A model of material stocks and flows in the global metabolic transition
Driven by population growth and economic development, resource use and the production of wastes and emissions have multiplied during industrialization. At the beginning of the 21st century, humanity used approximately 68 Gigatonnes (Gt) of materials and 520 Exajoules (EJ) of primary energy each year, 10 times more than 100 years earlier. The fundamental changes in the size and composition of material and energy use have been discussed as global ‘metabolic transition’ which is on an unsustainable trajectory. The high and rising level of resource use is already moving humanity beyond the planetary boundaries within which it may safely operate. Understanding resource use patterns in different world regions and their trajectories in relation to socio-economic development is essential to find strategies for a more sustainable metabolism and to move towards a circular economy, in both the industrialized countries and the global south.
This project aims at providing a comprehensive picture of the long term development of global socio-economic stocks and flows of materials. It develops a dynamic integrated model of material inputs, stocks and outputs (MISO). Using an existing database of global material use we provide a comprehensive estimate of historic stocks and stock related flows and calculate resource use scenarios for 2050. In its retrospective part, the project investigates the evolution of global socio-economic material stocks and flows since 1900, applying a dynamic top-down modelling approach and taking uncertainties into account. The results serve as basis for an analysis of global patterns of stocks and flows and their development during the metabolic transition. In the prospective part of the project we use the developed model and the insights from the analysis of historical stock-flow dynamics to calculate scenarios for the future development of material demand, stocks and waste production.

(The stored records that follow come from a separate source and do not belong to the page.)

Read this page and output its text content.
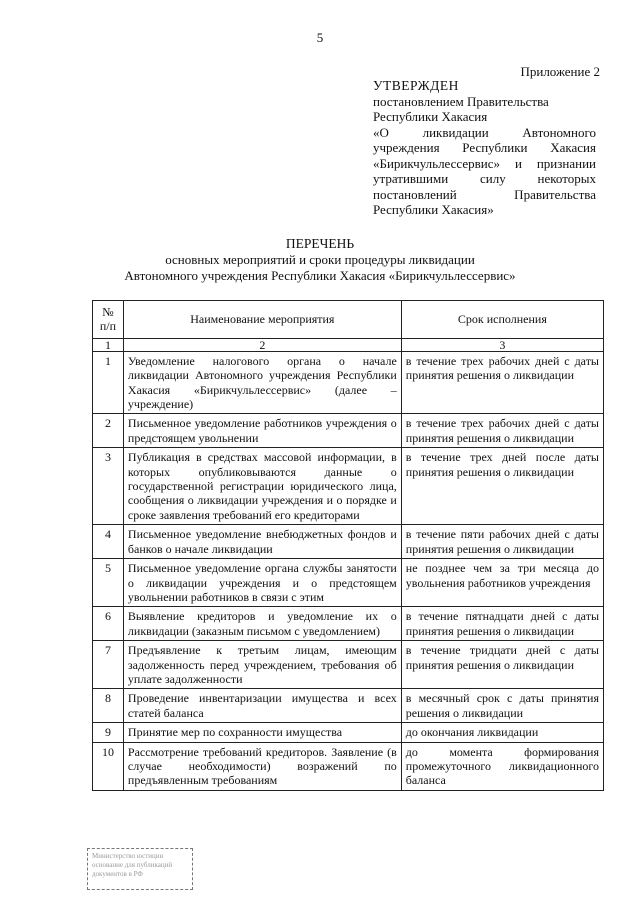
5
Приложение 2
УТВЕРЖДЕН
постановлением Правительства
Республики Хакасия
«О ликвидации Автономного
учреждения Республики Хакасия
«Бирикчульлессервис» и признании
утратившими силу некоторых
постановлений Правительства
Республики Хакасия»
ПЕРЕЧЕНЬ
основных мероприятий и сроки процедуры ликвидации
Автономного учреждения Республики Хакасия «Бирикчульлессервис»
№ п/п	Наименование мероприятия	Срок исполнения
1	2	3
1	Уведомление налогового органа о начале ликвидации Автономного учреждения Республики Хакасия «Бирикчульлессервис» (далее – учреждение)	в течение трех рабочих дней с даты принятия решения о ликвидации
2	Письменное уведомление работников учреждения о предстоящем увольнении	в течение трех рабочих дней с даты принятия решения о ликвидации
3	Публикация в средствах массовой информации, в которых опубликовываются данные о государственной регистрации юридического лица, сообщения о ликвидации учреждения и о порядке и сроке заявления требований его кредиторами	в течение трех дней после даты принятия решения о ликвидации
4	Письменное уведомление внебюджетных фондов и банков о начале ликвидации	в течение пяти рабочих дней с даты принятия решения о ликвидации
5	Письменное уведомление органа службы занятости о ликвидации учреждения и о предстоящем увольнении работников в связи с этим	не позднее чем за три месяца до увольнения работников учреждения
6	Выявление кредиторов и уведомление их о ликвидации (заказным письмом с уведомлением)	в течение пятнадцати дней с даты принятия решения о ликвидации
7	Предъявление к третьим лицам, имеющим задолженность перед учреждением, требования об уплате задолженности	в течение тридцати дней с даты принятия решения о ликвидации
8	Проведение инвентаризации имущества и всех статей баланса	в месячный срок с даты принятия решения о ликвидации
9	Принятие мер по сохранности имущества	до окончания ликвидации
10	Рассмотрение требований кредиторов. Заявление (в случае необходимости) возражений по предъявленным требованиям	до момента формирования промежуточного ликвидационного баланса
Министерство юстиции
основание для публикаций
документов в РФ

This yields insights how changes in inflows, in average lifetimes of stocks and in recycling rates interact and how they determine future demand for virgin materials and waste production. Overall the project will achieve a better understanding of patterns of the growth of stocks during the global metabolic transition, and the interplay between stocks and flows of materials in socio-economic systems and their role in a transition to a more sustainable industrial metabolism. This knowledge provides the basis for physical models of social metabolism and for the development of more solid projections of future resource demand than currently available. The outcomes of the project contribute to the advancement of the understanding of the ongoing metabolic transition and provide new insights into potentials and limitations for a circular economy of high significance for sustainability science and policy makers.